EUR/USD undermined by widening rates differential despite hawkish ECB rhetoric
The fact that the EUR/USD has weakened has a lot to do with bond yields moving in the favour of the dollar following the BOJ rate hike, than it has much to do with the euro. Indeed, today we have heard from the European Central Bank’s Christine Lagarde, who said that they cannot commit to rate path even after the first cut, whenever that may be. The ECB are waiting for negotiated wages data for Q1 and a few more inflation reports, before deciding whether to cut. The wages data will be released in late May. So, the first rate cut is unlikely to come before their June meeting. The day before, ECB’s Luis de Guindos also said the ECB needs to wait for June before deciding on a rate cut. These comments are not exactly dovish. We also had better German ZEW numbers on Tuesday which helped to limit the downside for the EUR/USD.

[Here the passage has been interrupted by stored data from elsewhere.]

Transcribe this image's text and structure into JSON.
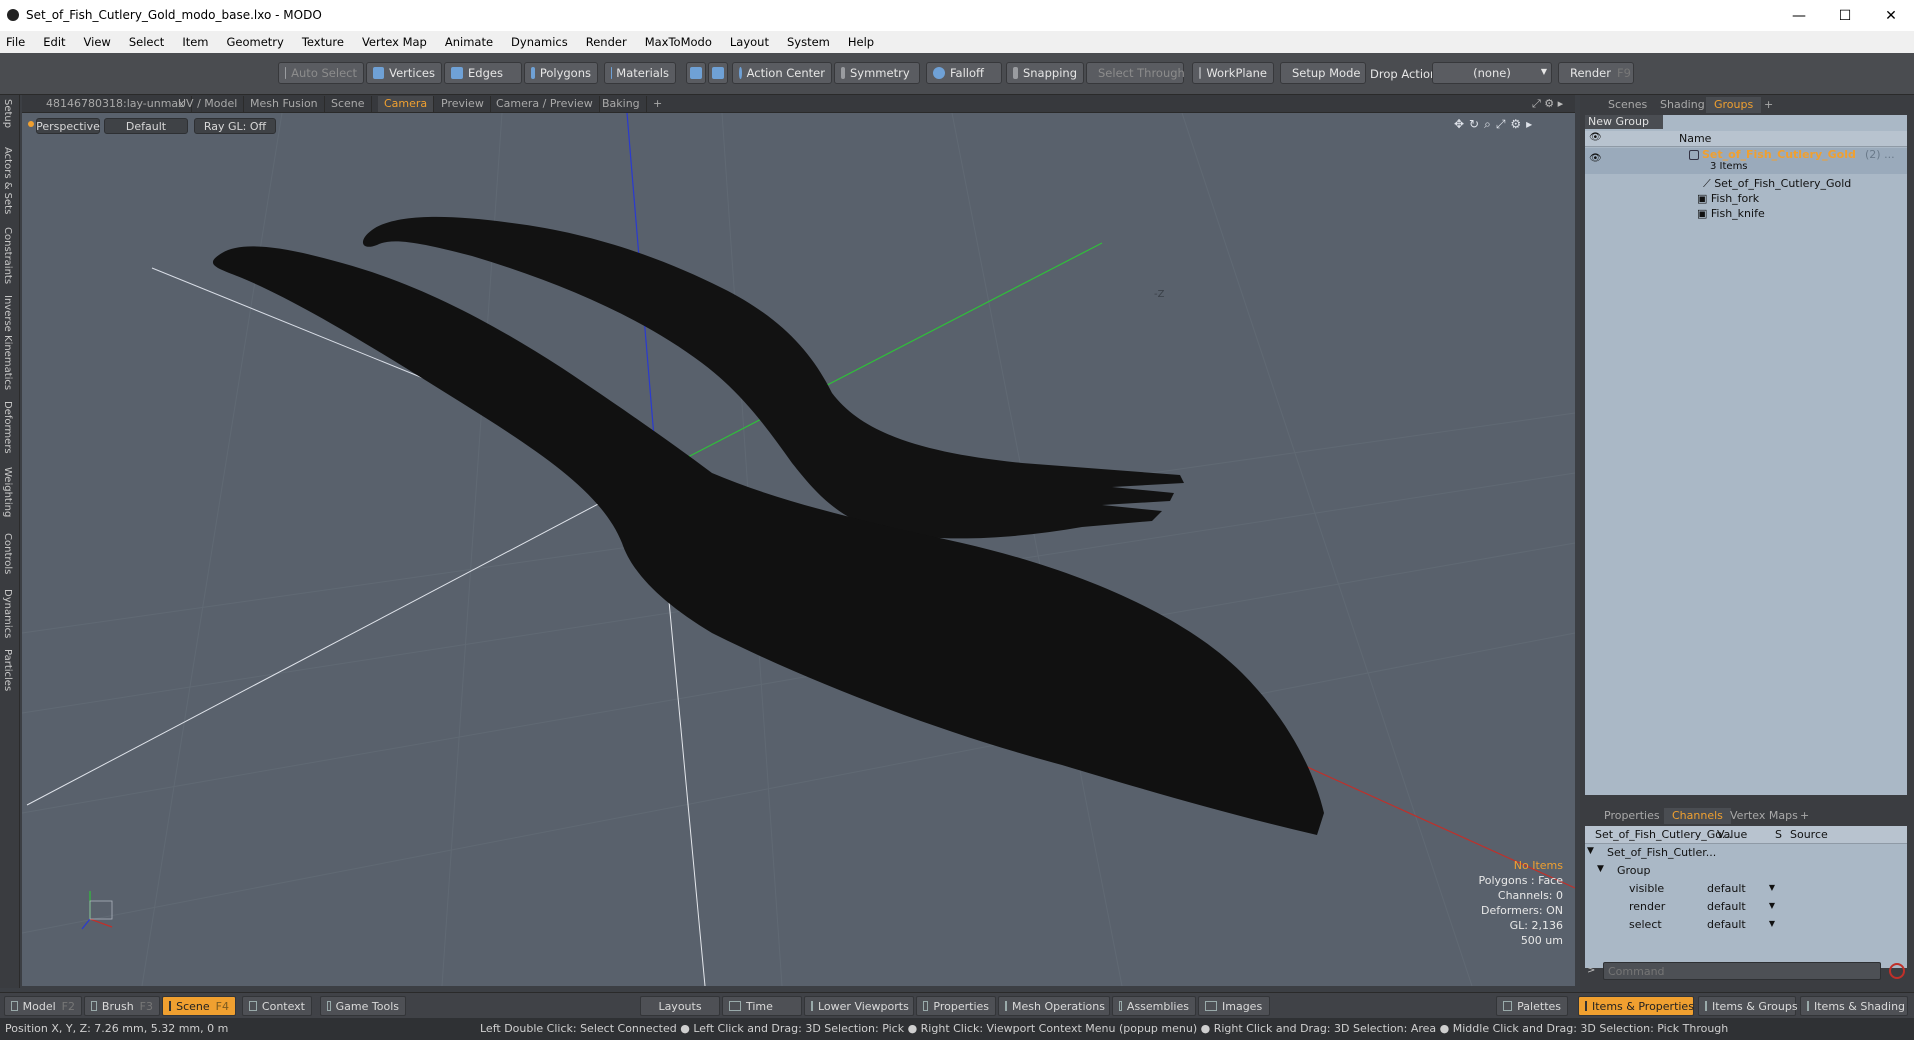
{
  "window": {
    "title": "Set_of_Fish_Cutlery_Gold_modo_base.lxo - MODO",
    "minimize": "—",
    "maximize": "☐",
    "close": "✕"
  },
  "menu": [
    "File",
    "Edit",
    "View",
    "Select",
    "Item",
    "Geometry",
    "Texture",
    "Vertex Map",
    "Animate",
    "Dynamics",
    "Render",
    "MaxToModo",
    "Layout",
    "System",
    "Help"
  ],
  "toolbar": {
    "auto_select": "Auto Select",
    "vertices": "Vertices",
    "edges": "Edges",
    "polygons": "Polygons",
    "materials": "Materials",
    "action_center": "Action Center",
    "symmetry": "Symmetry",
    "falloff": "Falloff",
    "snapping": "Snapping",
    "select_through": "Select Through",
    "workplane": "WorkPlane",
    "setup_mode": "Setup Mode",
    "drop_action_label": "Drop Action",
    "drop_action_value": "(none)",
    "render": "Render",
    "render_key": "F9"
  },
  "left_tabs": [
    "Setup",
    "Actors & Sets",
    "Constraints",
    "Inverse Kinematics",
    "Deformers",
    "Weighting",
    "Controls",
    "Dynamics",
    "Particles"
  ],
  "viewport_tabs": [
    "48146780318:lay-unmax",
    "UV / Model",
    "Mesh Fusion",
    "Scene",
    "Camera",
    "Preview",
    "Camera / Preview",
    "Baking",
    "+"
  ],
  "viewport_active_tab": "Camera",
  "viewport": {
    "perspective": "Perspective",
    "shading": "Default",
    "raygl": "Ray GL: Off",
    "axis_label": "-Z",
    "info": {
      "items": "No Items",
      "polygons": "Polygons : Face",
      "channels": "Channels: 0",
      "deformers": "Deformers: ON",
      "gl": "GL: 2,136",
      "scale": "500 um"
    }
  },
  "right_tabs": [
    "Scenes",
    "Shading",
    "Groups",
    "+"
  ],
  "right_active_tab": "Groups",
  "groups": {
    "new_group": "New Group",
    "name_header": "Name",
    "group_name": "Set_of_Fish_Cutlery_Gold",
    "group_count": "(2) ...",
    "items_count": "3 Items",
    "children": [
      "Set_of_Fish_Cutlery_Gold",
      "Fish_fork",
      "Fish_knife"
    ]
  },
  "bottom_tabs": [
    "Properties",
    "Channels",
    "Vertex Maps",
    "+"
  ],
  "bottom_active_tab": "Channels",
  "channels": {
    "col_name": "Set_of_Fish_Cutlery_Go...",
    "col_value": "Value",
    "col_s": "S",
    "col_source": "Source",
    "root": "Set_of_Fish_Cutler...",
    "group": "Group",
    "rows": [
      {
        "name": "visible",
        "value": "default"
      },
      {
        "name": "render",
        "value": "default"
      },
      {
        "name": "select",
        "value": "default"
      }
    ]
  },
  "command": {
    "placeholder": "Command"
  },
  "bottom_bar": {
    "model": "Model",
    "model_key": "F2",
    "brush": "Brush",
    "brush_key": "F3",
    "scene": "Scene",
    "scene_key": "F4",
    "context": "Context",
    "game_tools": "Game Tools",
    "layouts": "Layouts",
    "time": "Time",
    "lower_viewports": "Lower Viewports",
    "properties": "Properties",
    "mesh_operations": "Mesh Operations",
    "assemblies": "Assemblies",
    "images": "Images",
    "palettes": "Palettes",
    "items_properties": "Items & Properties",
    "items_groups": "Items & Groups",
    "items_shading": "Items & Shading"
  },
  "status": {
    "position": "Position X, Y, Z:  7.26 mm, 5.32 mm, 0 m",
    "hint": "Left Double Click: Select Connected ● Left Click and Drag: 3D Selection: Pick ● Right Click: Viewport Context Menu (popup menu) ● Right Click and Drag: 3D Selection: Area ● Middle Click and Drag: 3D Selection: Pick Through"
  },
  "colors": {
    "accent": "#f0a030",
    "viewport_bg": "#59616c",
    "x_axis": "#c0302a",
    "y_axis": "#2fbf3a",
    "z_axis": "#2a3ad0",
    "mesh": "#121212"
  }
}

All eyes turn to the FOMC now
The key event on US economic calendar today is the FOMC rate decision at 18:00 GMT. The Fed is expected to keep interest rates unchanged at 5.50%, but it’s not the rates decision that the FX markets are worried about. It is forward guidance. Will the Fed still keep three rate cuts in its dot plots, or will it opt for two rate cuts for 2024 instead? That’s the key question.
Judging by the recent dollar strength you have to say that the market is expecting the Fed to deliver a hawkish surprise in its dot plots i.e., pointing to fewer than the 3 rate cuts in 2024 that it had projected previously. But this outcome is already priced in, with the market now expecting just 68bp of Fed cuts this year. If the FOMC’s dots shifts to 50bp of cuts this year, then there is potentially some room for modest further USD strength. The Fed will need to be quite hawkish to keep the dollar pressing higher at these lofty levels, which is an unlikely event in my view.

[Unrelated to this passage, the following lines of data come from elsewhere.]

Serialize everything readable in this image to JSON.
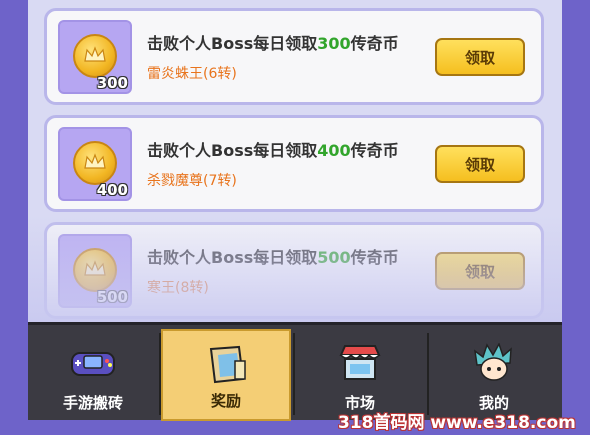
{
  "rewards": [
    {
      "amount": "300",
      "title_prefix": "击败个人Boss每日领取",
      "title_num": "300",
      "title_suffix": "传奇币",
      "subtitle": "雷炎蛛王(6转)",
      "button": "领取"
    },
    {
      "amount": "400",
      "title_prefix": "击败个人Boss每日领取",
      "title_num": "400",
      "title_suffix": "传奇币",
      "subtitle": "杀戮魔尊(7转)",
      "button": "领取"
    },
    {
      "amount": "500",
      "title_prefix": "击败个人Boss每日领取",
      "title_num": "500",
      "title_suffix": "传奇币",
      "subtitle": "寒王(8转)",
      "button": "领取"
    }
  ],
  "tabs": [
    {
      "label": "手游搬砖",
      "icon": "gamepad-icon"
    },
    {
      "label": "奖励",
      "icon": "reward-scroll-icon"
    },
    {
      "label": "市场",
      "icon": "market-stall-icon"
    },
    {
      "label": "我的",
      "icon": "avatar-icon"
    }
  ],
  "watermark": "318首码网 www.e318.com",
  "colors": {
    "accent_green": "#32a52c",
    "subtitle_orange": "#e8741d",
    "button_yellow": "#f5bf1f",
    "background_purple": "#6e63c9"
  }
}
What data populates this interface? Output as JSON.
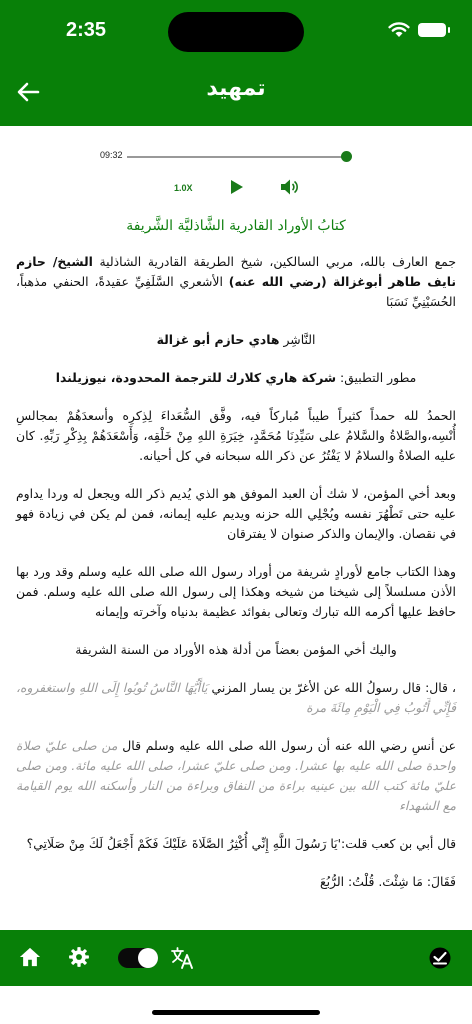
{
  "status": {
    "time": "2:35"
  },
  "header": {
    "title": "تمهيد"
  },
  "player": {
    "elapsed": "09:32",
    "speed": "1.0X",
    "progress": 0.98
  },
  "content": {
    "book_title": "كتابُ الأوراد القادرية الشَّاذليَّة الشَّريفة",
    "intro": "جمع العارف بالله، مربي السالكين، شيخ الطريقة القادرية الشاذلية ",
    "sheikh_name": "الشيخ/ حازم نايف طاهر أبوغزالة (رضي الله عنه)",
    "intro_rest": " الأشعري السَّلَفِيِّ عقيدةً، الحنفي مذهباً، الحُسَيْنِيِّ نَسَبَا",
    "publisher_label": "النَّاشِر ",
    "publisher_name": "هادي حازم أبو غزالة",
    "developer_label": "مطور التطبيق: ",
    "developer_name": "شركة هاري كلارك للترجمة المحدودة، نيوزيلندا",
    "para1": "الحمدُ لله حمداً كثيراً طيباً مُباركاً فيه، وفَّق السُّعَداءَ لِذِكرِه وأسعدَهُمْ بمجالسِ أُنْسِه،والصَّلاةُ والسَّلامُ على سَيِّدِنَا مُحَمَّدٍ، خِيَرَةِ اللهِ مِنْ خَلْقِه، وَأَسْعَدَهُمْ بِذِكْرِ رَبِّهِ. كان عليه الصلاةُ والسلامُ لا يَفْتُرُ عن ذكر الله سبحانه في كل أحيانه.",
    "para2": "وبعد أخي المؤمن، لا شك أن العبد الموفق هو الذي يُديم ذكر الله ويجعل له وردا يداوم عليه حتى تَطْهُرَ نفسه ويُجْلِي الله حزنه ويديم عليه إيمانه، فمن لم يكن في زيادة فهو في نقصان. والإيمان والذكر صنوان لا يفترقان",
    "para3": "وهذا الكتاب جامع لأورادٍ شريفة من أوراد رسول الله صلى الله عليه وسلم وقد ورد بها الأذن مسلسلاً إلى شيخنا من شيخه وهكذا إلى رسول الله صلى الله عليه وسلم. فمن حافظ عليها أكرمه الله تبارك وتعالى بفوائد عظيمة بدنياه وآخرته وإيمانه",
    "para4": "واليك أخي المؤمن بعضاً من أدلة هذه الأوراد من السنة الشريفة",
    "para5_a": "، قال: قال رسولُ الله عن الأغرّ بن يسار المزني ",
    "para5_b": "يَاأَيُّهَا النَّاسُ تُوبُوا إِلَى اللهِ واستغفروه، فَإِنِّي أَتُوبُ فِي الْيَوْمِ مِائَةَ مرة",
    "para6_a": "عن أنسِ رضي الله عنه أن رسول الله صلى الله عليه وسلم قال ",
    "para6_b": "من صلى عليّ صلاة واحدة صلى الله عليه بها عشرا. ومن صلى عليّ عشرا، صلى الله عليه مائة. ومن صلى عليّ مائة كتب الله بين عينيه براءة من النفاق وبراءة من النار وأسكنه الله يوم القيامة مع الشهداء",
    "para7": "قال أبي بن كعب قلت:'يَا رَسُولَ اللَّهِ إِنِّي أُكْثِرُ الصَّلَاةَ عَلَيْكَ فَكَمْ أَجْعَلُ لَكَ مِنْ صَلَاتِي؟",
    "para8": "فَقَالَ: مَا شِئْتَ. قُلْتُ: الرُّبُعَ"
  },
  "colors": {
    "primary": "#088008",
    "title_green": "#108010",
    "quote_gray": "#999999"
  },
  "icons": [
    "back-arrow-icon",
    "wifi-icon",
    "battery-icon",
    "play-icon",
    "volume-icon",
    "home-icon",
    "gear-icon",
    "translate-icon",
    "check-circle-icon"
  ]
}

Instead, if the median forecast remains at three or somehow rises to more than 3, then this would come as a dovish surprise, and we could well see the dollar weaken across the board. On the back of this potential outcome, we could see gold head towards a new record high; the EUR/USD could rise towards 1.10 handle, while even the USD/JPY might start to fall back following its sharp gains today.
EUR/USD technical analysis and trade ideas
At the moment, there is no clear directional bias on the EUR/USD currency pair. That being said, rates have been going higher over the longer-term period starting from October of 2023 when it made a low at 1.0448. In order to maintain the bullish bias, the 200-day moving average needs to hold as support, which was being tested at the time of writing at 1.0835. This level is key support as far as the short term is concerned. The next level to watch is at 1.0795, which was the law from the end of February, the last low prior to the recent up move. Should 1.0795 break down on a daily closing basis, then the EUR/USD would start to look more appeasing to the bearish camp than the bulls.

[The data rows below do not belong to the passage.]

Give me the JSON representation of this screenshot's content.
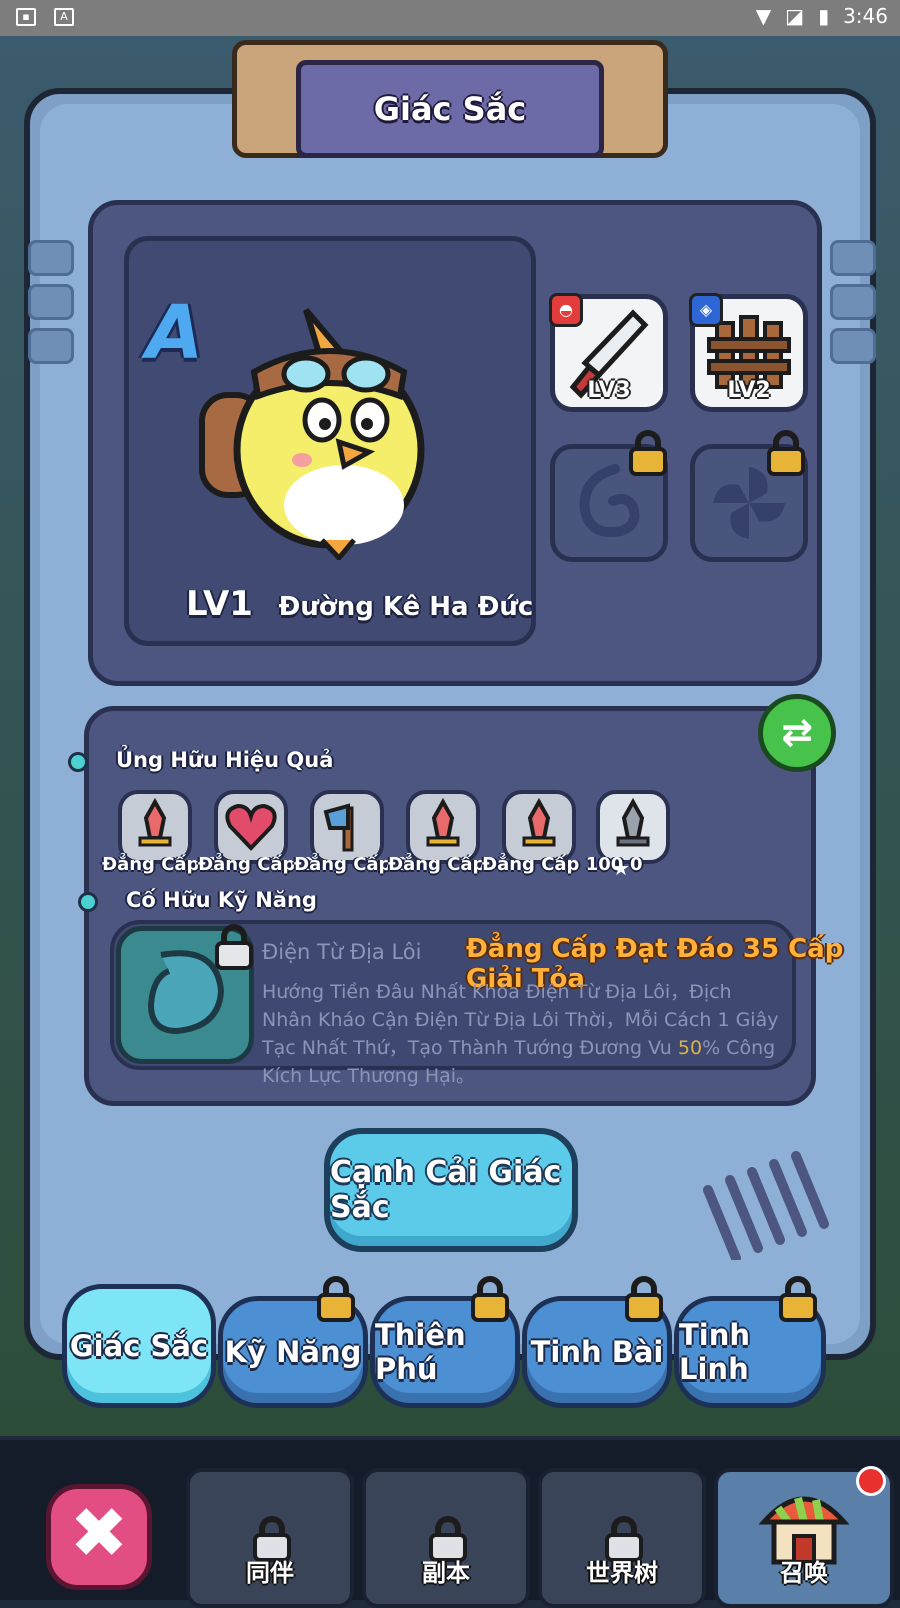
{
  "status_bar": {
    "time": "3:46",
    "icons": [
      "image-icon",
      "text-icon",
      "wifi-icon",
      "no-sim-icon",
      "battery-charging-icon"
    ]
  },
  "title": "Giác Sắc",
  "character": {
    "grade": "A",
    "level": "LV1",
    "name": "Đường Kê Ha Đức"
  },
  "equipment": [
    {
      "label": "LV3",
      "icon": "knife-icon",
      "badge": "bell-icon",
      "badge_color": "#e23c3c"
    },
    {
      "label": "LV2",
      "icon": "fence-icon",
      "badge": "shield-icon",
      "badge_color": "#2e66d6"
    },
    {
      "label": "",
      "icon": "swirl-icon",
      "locked": true
    },
    {
      "label": "",
      "icon": "fan-icon",
      "locked": true
    }
  ],
  "effects": {
    "section_title": "Ủng Hữu Hiệu Quả",
    "buffs": [
      {
        "icon": "sword-icon",
        "label": "Đẳng Cấp 1"
      },
      {
        "icon": "heart-icon",
        "label": "Đẳng Cấp 2"
      },
      {
        "icon": "axe-icon",
        "label": "Đẳng Cấp 5"
      },
      {
        "icon": "sword-icon",
        "label": "Đẳng Cấp"
      },
      {
        "icon": "sword-icon",
        "label": "Đẳng Cấp 100"
      },
      {
        "icon": "silver-sword-icon",
        "label": "0"
      }
    ]
  },
  "skill": {
    "section_title": "Cố Hữu Kỹ Năng",
    "name": "Điện Từ Địa Lôi",
    "requirement": "Đẳng Cấp Đạt Đáo 35 Cấp Giải Tỏa",
    "desc_1": "Hướng Tiền Đâu Nhất Khỏa Điện Từ Địa Lôi，Địch Nhân Kháo Cận Điện Từ Địa Lôi Thời，Mỗi Cách 1 Giây Tạc Nhất Thứ，Tạo Thành Tướng Đương Vu ",
    "desc_value": "50",
    "desc_2": "% Công Kích Lực Thương Hại。"
  },
  "upgrade_button": "Cạnh Cải Giác Sắc",
  "tabs": [
    {
      "label": "Giác Sắc",
      "locked": false
    },
    {
      "label": "Kỹ Năng",
      "locked": true
    },
    {
      "label": "Thiên Phú",
      "locked": true
    },
    {
      "label": "Tinh Bài",
      "locked": true
    },
    {
      "label": "Tinh Linh",
      "locked": true
    }
  ],
  "bottom_nav": [
    {
      "label": "同伴",
      "locked": true
    },
    {
      "label": "副本",
      "locked": true
    },
    {
      "label": "世界树",
      "locked": true
    },
    {
      "label": "召唤",
      "locked": false
    }
  ],
  "colors": {
    "panel": "#8eb0d6",
    "dark_box": "#4c5680",
    "accent_cyan": "#5ccbea",
    "tab_blue": "#4c8fd3",
    "gold_text": "#ffb13b"
  }
}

That’s a scenario that the bullish traders will not want to see, obviously. Instead, if rates hold around the 200-day moving average and start to rise above resistance at 1.0885 and close above this level either today or ideally tomorrow following the FOMC rate decision, then that would be a rather bullish outcome for this currency pair. In that scenario, we could then see rates go on to climb to a new high for the year above 1.10 handle and possibly head towards the December high of 1.1140 in subsequent days.